Tuesday, November 26, 2013

AROUND THE TRACK: Unterreiner earns Rhodes Scholarship; Nelson among Washington All-Americans; Brooks Beasts feature...

As we go into the Thanksgiving holiday, it's time to catch up on a few items:

Miles Unterreiner was awarded a
Rhodes Scholarship
(photo by Paul Merca)
At this time last year, we chronicled the story of Gig Harbor HS alum Miles Unterreiner, who was in Seattle the day before the NCAA cross country championships for an interview with the Rhodes Scholarship committee, then flew to Louisville, Kentucky to run in the championship race, then returned to Seattle for the second part of the interview, only to lose out on the scholarship.

There is a happy ending to this, as Unterreiner was selected as a 2014 Rhodes Scholar by the Rhodes Trust over the weekend.  Rhodes Scholarships provide all expenses for two or three years of study at the University of Oxford in England.

Unterreiner, who graduated from Stanford with bachelor's and master's degrees in history, was a writer and managing editor for the Stanford Daily, and served as president of the Stanford American Civil Liberties Union executive board.

Unterreiner, who is currently working at the think tank The Frontier Group in Santa Barbara, plans to pursue a masters of philosophy in international relations at Oxford.

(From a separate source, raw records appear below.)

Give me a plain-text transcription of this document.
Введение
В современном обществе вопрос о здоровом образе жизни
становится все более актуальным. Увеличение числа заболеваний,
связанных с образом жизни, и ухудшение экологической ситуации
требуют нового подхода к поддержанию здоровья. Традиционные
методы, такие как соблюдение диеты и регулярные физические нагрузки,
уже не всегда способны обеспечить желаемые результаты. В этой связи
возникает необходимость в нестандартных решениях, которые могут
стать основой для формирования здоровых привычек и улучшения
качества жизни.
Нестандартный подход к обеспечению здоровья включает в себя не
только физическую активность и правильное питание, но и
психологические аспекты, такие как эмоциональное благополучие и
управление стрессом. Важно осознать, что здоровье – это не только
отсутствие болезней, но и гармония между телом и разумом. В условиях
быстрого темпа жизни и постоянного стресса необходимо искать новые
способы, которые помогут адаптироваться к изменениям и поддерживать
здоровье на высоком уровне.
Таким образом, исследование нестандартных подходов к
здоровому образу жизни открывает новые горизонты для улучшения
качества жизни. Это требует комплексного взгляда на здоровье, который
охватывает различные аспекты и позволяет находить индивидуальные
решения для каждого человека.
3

"I am incredibly honored to receive the Rhodes Scholarship from among a field of such extraordinary candidates," Unterreiner said. "I absolutely could not have done it without the support of my professors and teachers, my advisers, my athletic coaches, my friends and family and Stanford University. This award truly belongs to all the people who have guided me and shaped who I am. So what I feel most of all about receiving the Rhodes Scholarship is thankful – for everyone in my life who made it possible."

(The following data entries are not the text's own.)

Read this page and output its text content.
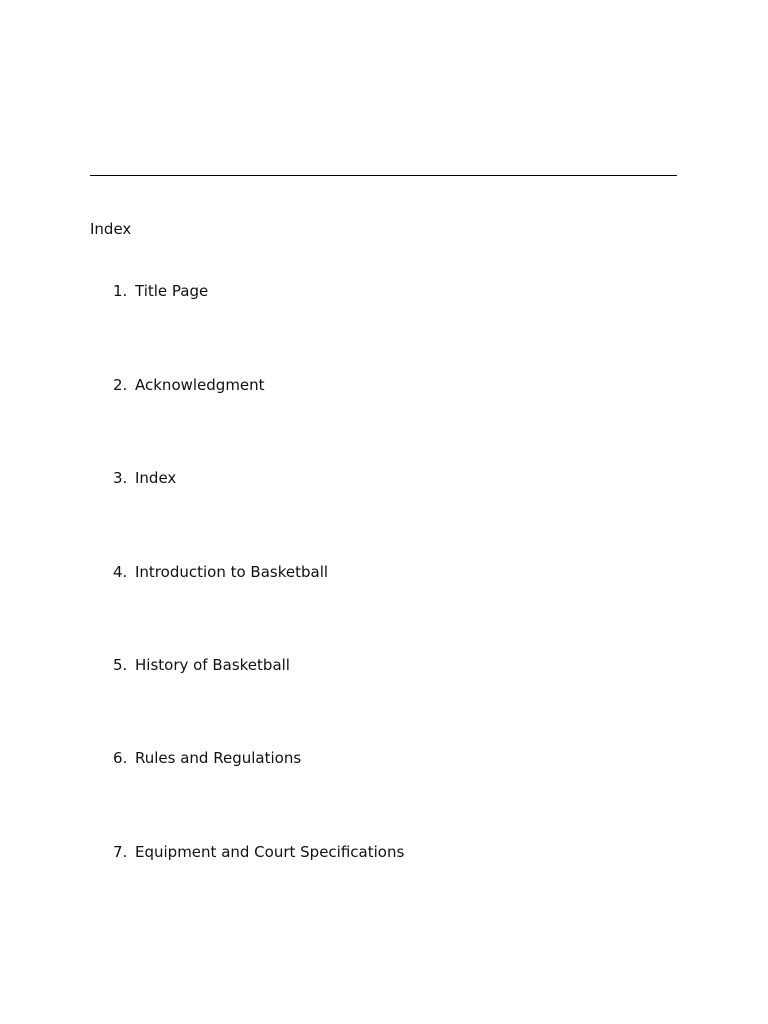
Index
1. Title Page
2. Acknowledgment
3. Index
4. Introduction to Basketball
5. History of Basketball
6. Rules and Regulations
7. Equipment and Court Specifications
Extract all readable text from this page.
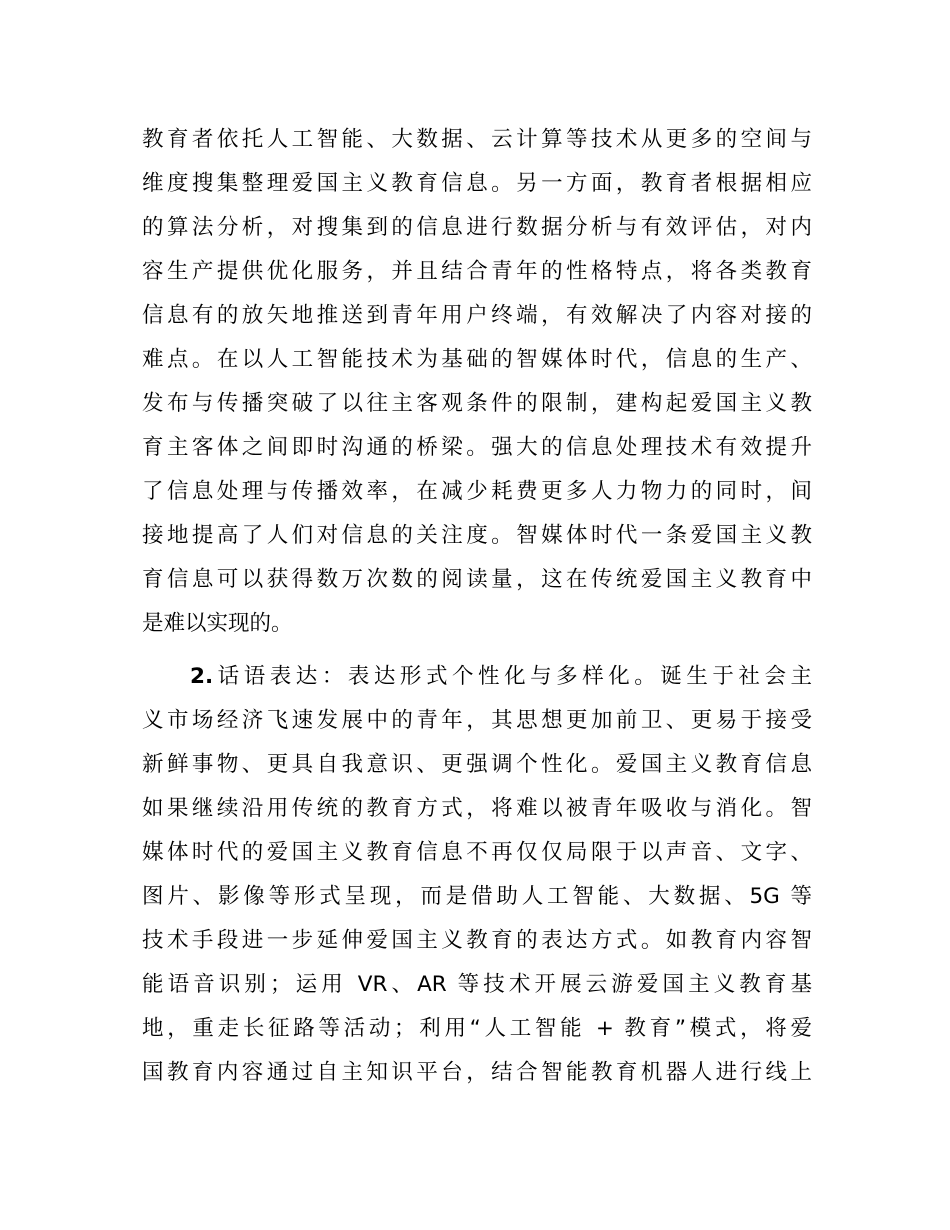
教育者依托人工智能、大数据、云计算等技术从更多的空间与
维度搜集整理爱国主义教育信息。另一方面，教育者根据相应
的算法分析，对搜集到的信息进行数据分析与有效评估，对内
容生产提供优化服务，并且结合青年的性格特点，将各类教育
信息有的放矢地推送到青年用户终端，有效解决了内容对接的
难点。在以人工智能技术为基础的智媒体时代，信息的生产、
发布与传播突破了以往主客观条件的限制，建构起爱国主义教
育主客体之间即时沟通的桥梁。强大的信息处理技术有效提升
了信息处理与传播效率，在减少耗费更多人力物力的同时，间
接地提高了人们对信息的关注度。智媒体时代一条爱国主义教
育信息可以获得数万次数的阅读量，这在传统爱国主义教育中
是难以实现的。
2.话语表达：表达形式个性化与多样化。诞生于社会主
义市场经济飞速发展中的青年，其思想更加前卫、更易于接受
新鲜事物、更具自我意识、更强调个性化。爱国主义教育信息
如果继续沿用传统的教育方式，将难以被青年吸收与消化。智
媒体时代的爱国主义教育信息不再仅仅局限于以声音、文字、
图片、影像等形式呈现，而是借助人工智能、大数据、5G 等
技术手段进一步延伸爱国主义教育的表达方式。如教育内容智
能语音识别；运用 VR、AR 等技术开展云游爱国主义教育基
地，重走长征路等活动；利用“人工智能 + 教育”模式，将爱
国教育内容通过自主知识平台，结合智能教育机器人进行线上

Here's the link to the Rhodes Scholarship winners for 2014.

The USTFCCCA announced the athletes receiving All-America honors in cross country in a release on Monday.

Athletes earned All-America honors by finishing in the top 40 in Division I and II, and in the top 35 in Division III.

In Division I, the University of Washington's Aaron Nelson from Walla Walla earned All-America honors by finishing 20th in the men's 10k race in Terre Haute, running 30:27 to become the first Husky to earn that honor since Christian Belz turned the trick in 1998.

In Division II, Western Washington's Katelyn Steen from Sammamish's Eastlake HS and Kamiak HS grad Bryton Reim from Cal Baptist each earned All-America honors at Saturday's NCAA Division II championship meet in Spokane.

Steen finished 34th in the women's 6k race in a time of 21:46, while Reim was 36th in the men's 10k race in 31:13.

In Division III, Roosevelt HS alum Lucy Cheadle, competing for Washington University of St. Louis was fifth in the NCAA Division III championship meet in Hanover, Indiana, as she ran 21:29 for the 6k distance.

The complete list of athletes earning USTFCCCA All-America honors is available on their web site.

For those wondering where Daje Pugh, the outstanding hurdler from California who attended the University of Washington last year went, it turns out that she elected to transfer to the University of Kentucky over the summer.

Last season, Pugh ran 13.99 in the 100 hurdles, and 63.38 in the 400 hurdles, after winning the 2012 USATF Junior Olympic title in a personal best of 13.61, and the California state title in the 300 hurdles in a US leading time of 40.57.  Pugh was a scorer for the Huskies at last year's Pac-12 meet in the 4 x 100 relay, and also ran on their 4 x 400 relay.

Finally, our friends at Flotrack have put together a series of videos on the Seattle based Brooks Beasts middle distance group headed by coach Danny Mackey.

While Brooks, whose world headquarters is also located in Seattle has sponsored runners for years, they've never committed to putting together a national-caliber training group focusing on middle-distance runners (the company sponsors the Hanson's group out of Michigan, which is focused on 10k-to-marathon runners) until this January, when the Beasts were born.